Okay, so I’m writing this even if Halloween is approximately seven months away. But I do have an inkling that there will still be a large percentage of people who will be coerced to attend various Halloween parties throughout the holiday season and they will absolutely loathe spending even the minimum dollar for their costume.
But have no fear; here are some suggestions for last-minute Halloween costumes 2011 parties that you will have to see. And I promise you, most of these suggestions require the barest minimum effort on your part and the least strain to your pockets.

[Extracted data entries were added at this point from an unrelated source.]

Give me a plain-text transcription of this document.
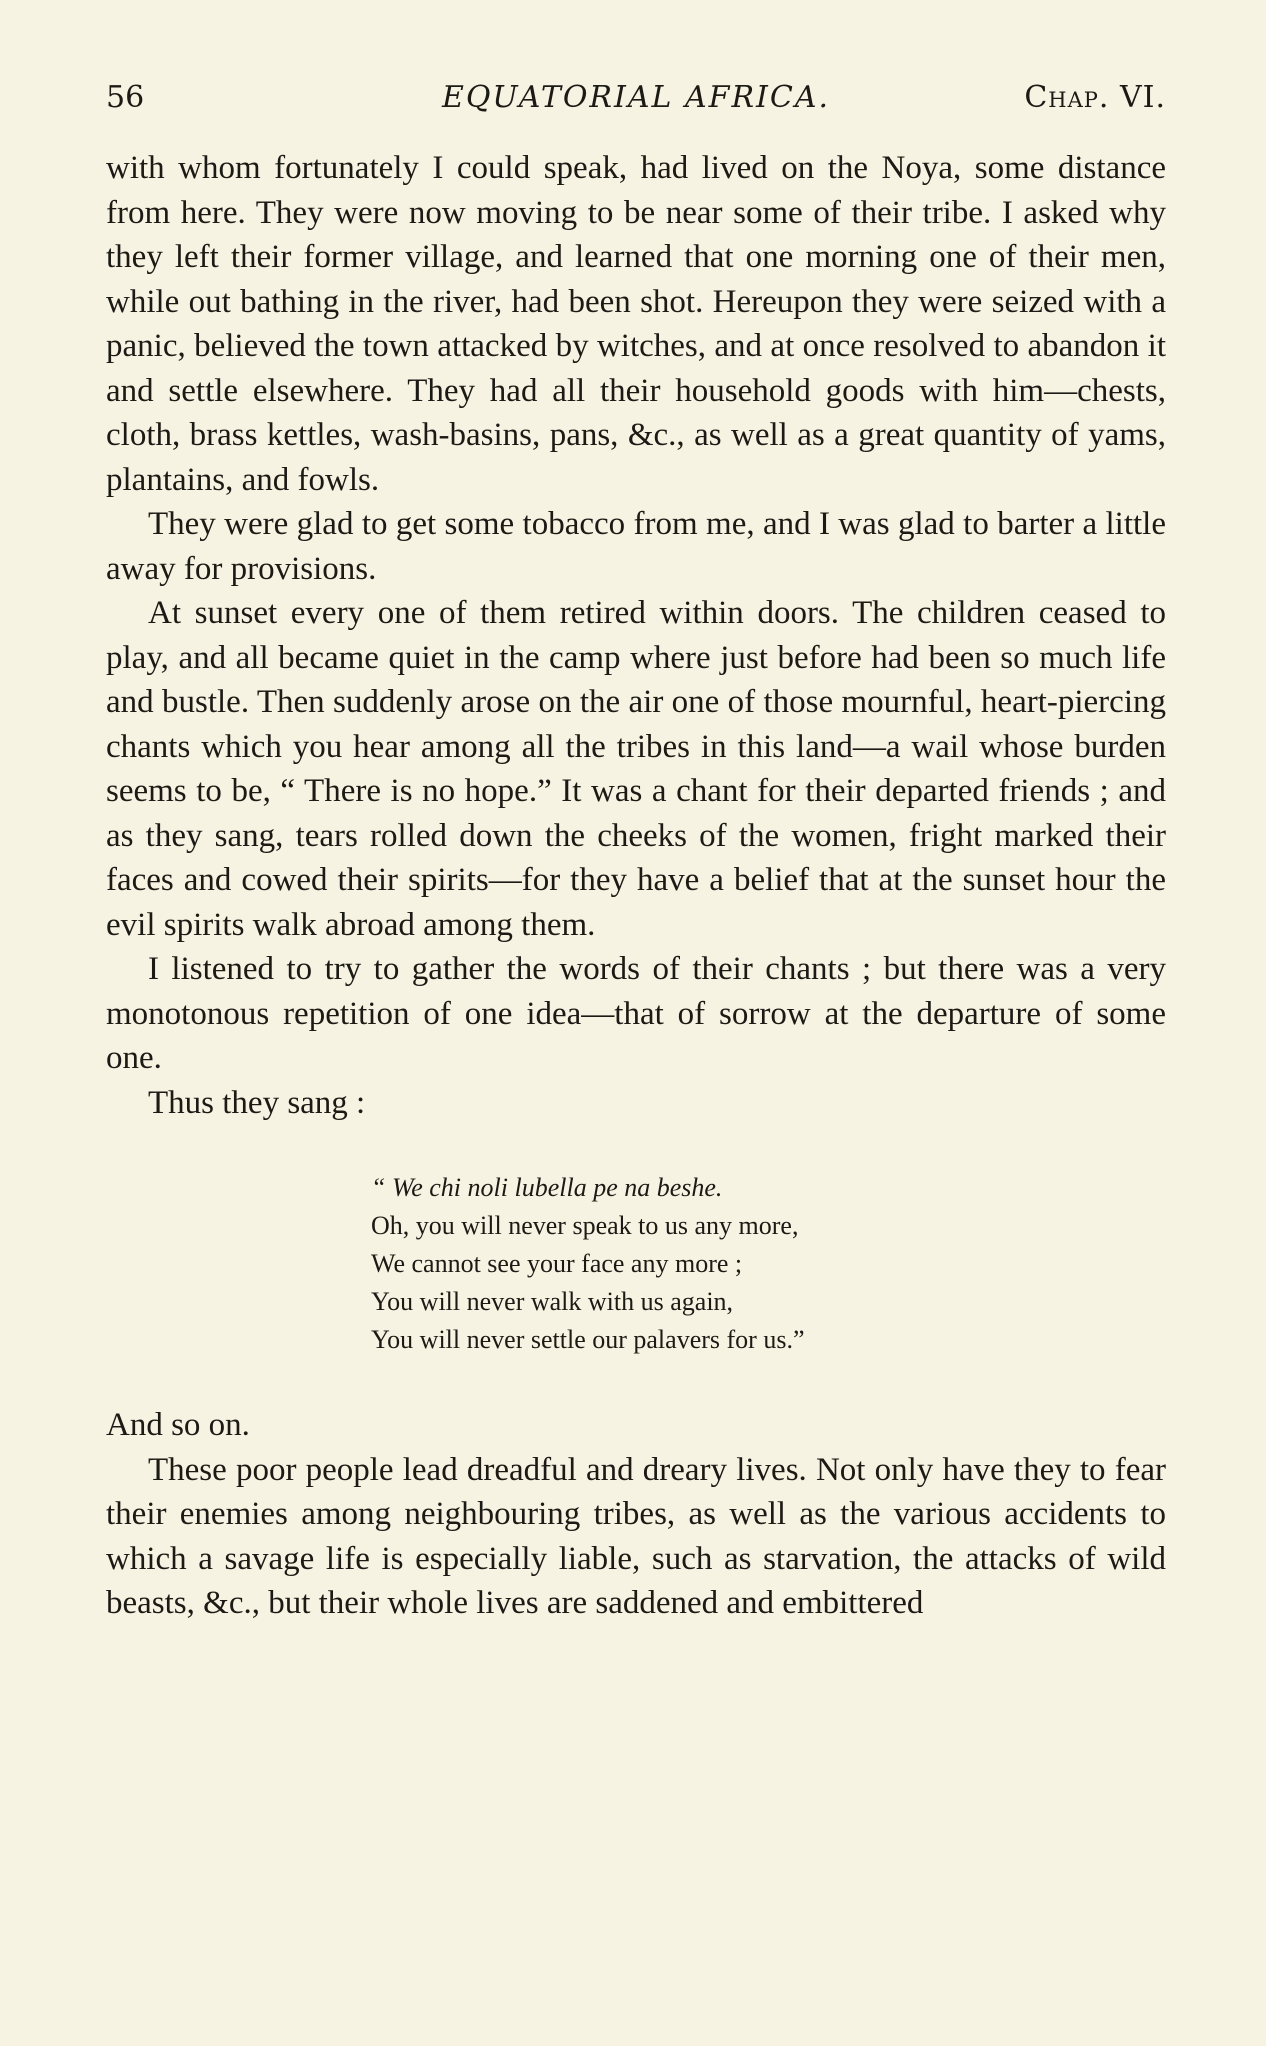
56	EQUATORIAL AFRICA.	Chap. VI.

with whom fortunately I could speak, had lived on the Noya, some distance from here. They were now moving to be near some of their tribe. I asked why they left their former village, and learned that one morning one of their men, while out bathing in the river, had been shot. Hereupon they were seized with a panic, believed the town attacked by witches, and at once resolved to abandon it and settle elsewhere. They had all their household goods with him—chests, cloth, brass kettles, wash-basins, pans, &c., as well as a great quantity of yams, plantains, and fowls.

They were glad to get some tobacco from me, and I was glad to barter a little away for provisions.

At sunset every one of them retired within doors. The children ceased to play, and all became quiet in the camp where just before had been so much life and bustle. Then suddenly arose on the air one of those mournful, heart-piercing chants which you hear among all the tribes in this land—a wail whose burden seems to be, “ There is no hope.” It was a chant for their departed friends ; and as they sang, tears rolled down the cheeks of the women, fright marked their faces and cowed their spirits—for they have a belief that at the sunset hour the evil spirits walk abroad among them.

I listened to try to gather the words of their chants ; but there was a very monotonous repetition of one idea—that of sorrow at the departure of some one.

Thus they sang :

“ We chi noli lubella pe na beshe.
Oh, you will never speak to us any more,
We cannot see your face any more ;
You will never walk with us again,
You will never settle our palavers for us.”

And so on.

These poor people lead dreadful and dreary lives. Not only have they to fear their enemies among neighbouring tribes, as well as the various accidents to which a savage life is especially liable, such as starvation, the attacks of wild beasts, &c., but their whole lives are saddened and embittered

You can try dressing entirely in black. Coat your face with white (skin-safe) paint. Congratulations, you are now a mime. Alternatively, you can dress in an old white sheet. No, you are not a ghost. Paint a big yellow circle on the sheet, right at the stomach level. Get fake horns (you can make a pair or shell out less that a buck for plastic horns sold in Halloween shops) and a pitchfork from your garden. If anyone asks, tell them you are a deviled egg.
If you are rushing to get to the party on time, just stop by your bedroom and get a pillow and then stuff it under your shirt. What better way to become a pregnant male than on Halloween? You will surely be the laughing stock of your friends but at least you made the party more interesting, though it may not seem like a fitting costume for a Halloween event. Nevertheless, you are sure to attract attention the moment you enter the party venue.